Ever since computer and video games have been available to the masses, players have been able to pirate them. From the early days of cassettes and floppy disks to today’s digital downloads, games are pirated as quickly as pirates can manage.
Over the years, dozens of anti-piracy mechanisms have attempted to stem the tide, with one thing in common – all have eventually failed to prevent piracy. With billions in revenue at stake, it’s a huge and competitive market that games companies wish to protect.
In recent years, one particular product has found itself on the frontlines. Denuvo’s anti-tamper technology protects perhaps the most vulnerable of titles – PC games – and for the longest time managed to thwart even the most competent of games ‘crackers’
However, in recent years, the technology has been under attack, mainly because of its deployment on the world’s most popular games but partially because the technology presents such a challenge to those attempting to circumvent it. Slowly but surely, the unstoppable Denuvo has proven to be fallible, with several cracking groups unpicking its digital locks.
With the period of Denuvo protection diminishing from many, many months down to a few days in some cases, the company has attempted to position itself not as invulnerable, but the people to turn to if protecting early sales are important. And, according to a new statement by the company, they are very important indeed.
In a statement issued by Denuvo owner Irdeto (the latter acquired the former earlier this year), the company states that it tracked pirate downloads of an unnamed ‘AAA’ (big budget, major studio) title during the first few days after its release. Without Denuvo protection it was quickly cracked and made available on P2P networks and from there, pirates did their thing.
“Irdeto tracked the downloads of a major sports title on P2P networks after the title, which did not include anti-tamper protection, was cracked on the same day of its release,” the company says.
“During the first two weeks, Irdeto detected 355,664 torrent downloads of the illegal copy of the title. Given the retail price of the game, this puts the total potential loss of revenue from P2P downloads at $21,336,283.”
Irdeto highlights the first 14 days following release as the most critical for such a game, claiming that up to 80% of sales take place during the period. An impressive 50% of those sales take place within the first four days, the company adds.
It’s worth noting that while Denuvo games are often cracked very quickly, it’s definitely not uncommon for protection to stand up to the first two weeks of attacks. Denuvo can usually hold off crackers for the first four days, so these figures are obvious marketing tools for a technology that has been somewhat diminished after various cracking groups began taking its challenge personally.

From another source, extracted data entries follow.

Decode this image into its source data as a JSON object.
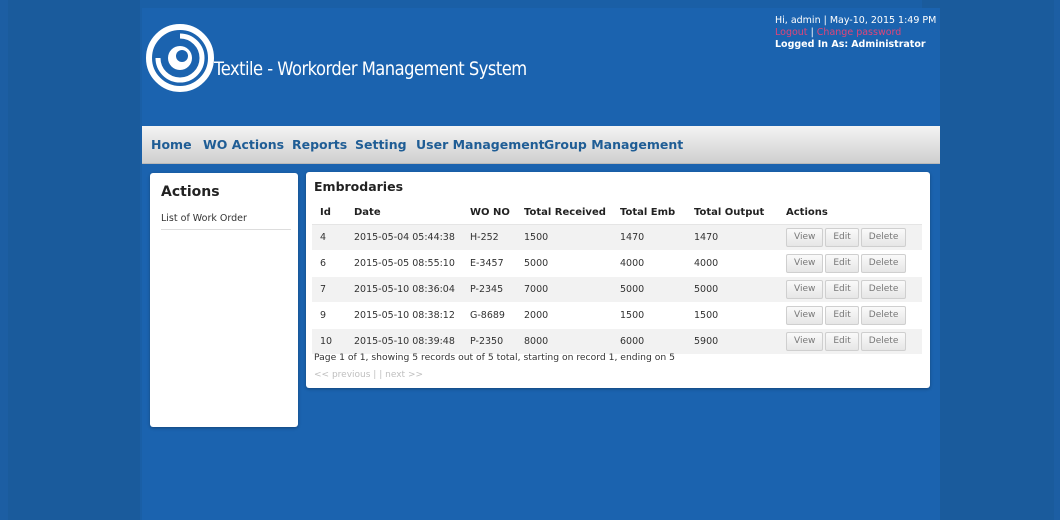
{
  "header": {
    "site_title": "Textile - Workorder Management System",
    "greeting": "Hi, admin | May-10, 2015 1:49 PM",
    "logout": "Logout",
    "change_password": "Change password",
    "logged_in_label": "Logged In As:",
    "logged_in_role": "Administrator"
  },
  "nav": {
    "items": [
      "Home",
      "WO Actions",
      "Reports",
      "Setting",
      "User Management",
      "Group Management"
    ]
  },
  "sidebar": {
    "title": "Actions",
    "items": [
      "List of Work Order"
    ]
  },
  "main": {
    "title": "Embrodaries",
    "columns": [
      "Id",
      "Date",
      "WO NO",
      "Total Received",
      "Total Emb",
      "Total Output",
      "Actions"
    ],
    "rows": [
      [
        "4",
        "2015-05-04 05:44:38",
        "H-252",
        "1500",
        "1470",
        "1470"
      ],
      [
        "6",
        "2015-05-05 08:55:10",
        "E-3457",
        "5000",
        "4000",
        "4000"
      ],
      [
        "7",
        "2015-05-10 08:36:04",
        "P-2345",
        "7000",
        "5000",
        "5000"
      ],
      [
        "9",
        "2015-05-10 08:38:12",
        "G-8689",
        "2000",
        "1500",
        "1500"
      ],
      [
        "10",
        "2015-05-10 08:39:48",
        "P-2350",
        "8000",
        "6000",
        "5900"
      ]
    ],
    "actions": {
      "view": "View",
      "edit": "Edit",
      "delete": "Delete"
    },
    "pagination_text": "Page 1 of 1, showing 5 records out of 5 total, starting on record 1, ending on 5",
    "prev_link": "<< previous",
    "separator": "|",
    "next_link": "next >>"
  },
  "colors": {
    "background": "#1b63af",
    "nav_text": "#1f5d95",
    "link_accent": "#e0457a"
  },
  "icons": {
    "logo": "swirl-logo-icon"
  }
}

But just in case Denuvo only manages a single day of protection, owner Irdeto suggests that the effort is worth it – even dropping down to the importance of standing firm for an hour.
“The research also found that the first day of release alone is crucial for the protection of a AAA title, as 12% of the illegal P2P downloads occurred within the first day of the cracked copy appearing on the P2P networks (and a substantial number of these in the first hour),” the company adds.

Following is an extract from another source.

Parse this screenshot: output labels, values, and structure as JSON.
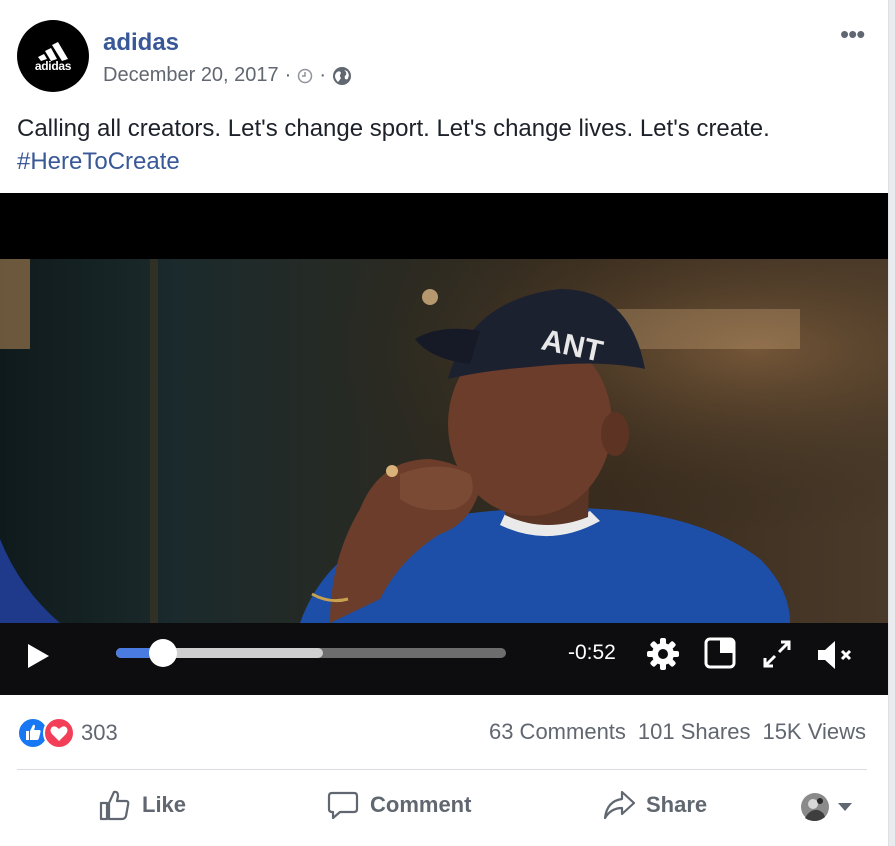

During the past couple of years, with many Denuvo-protected games finding themselves cracked within days and weeks, the company has positioned itself as a necessary speedbump, one that can make a difference straight after launch. With Denuvo limiting the above statistics to the first two weeks, there’s a suggestion that’s where its confidence lies.
“Piracy is a threat that is firmly established in the games industry and, as our research suggests, it can result in potentially huge revenue losses for publishers if their games are compromised within the 14-day window following release,” said Reinhard Blaukovitsch, Managing Director of Denuvo, Irdeto.
“With this in mind, it is crucial for publishers to implement security strategies that make their games as difficult as possible to crack and reverse engineer. This way they will be able to better protect the revenues that allow them to continue to create such compelling games.”
While the challenge presented by Denuvo protection has never proven popular with pirates, many hoped that the technology would prove unpopular with developers and publishers too. However, as a sarcastic graphic posted by a Reddit user yesterday shows, there doesn’t appear to be much lack of uptake.
All that said, it appears that no variant of Denuvo is invulnerable. Even since the company managed to shut down Bulgarian cracker Voksi earlier this year, new and old players have been taking the company’s protection apart.
According to a useful table published by /r/crackwatch, cracking group CODEX recently defeated the protection on Dragon Quest XI in 13 days while Soul Caliber 6 took them just four. (Note: There’s that four-day period mentioned by Irdeto above)
A previously unheard of group ‘FCKDRM’ appeared on the scene in November, defeating Mega Man 11 in just over a month and Football Manager 2019 in just four days (there it is again). Notably, these two latter titles used Denuvo’s latest technology, labeled as 5.1 and 5.2.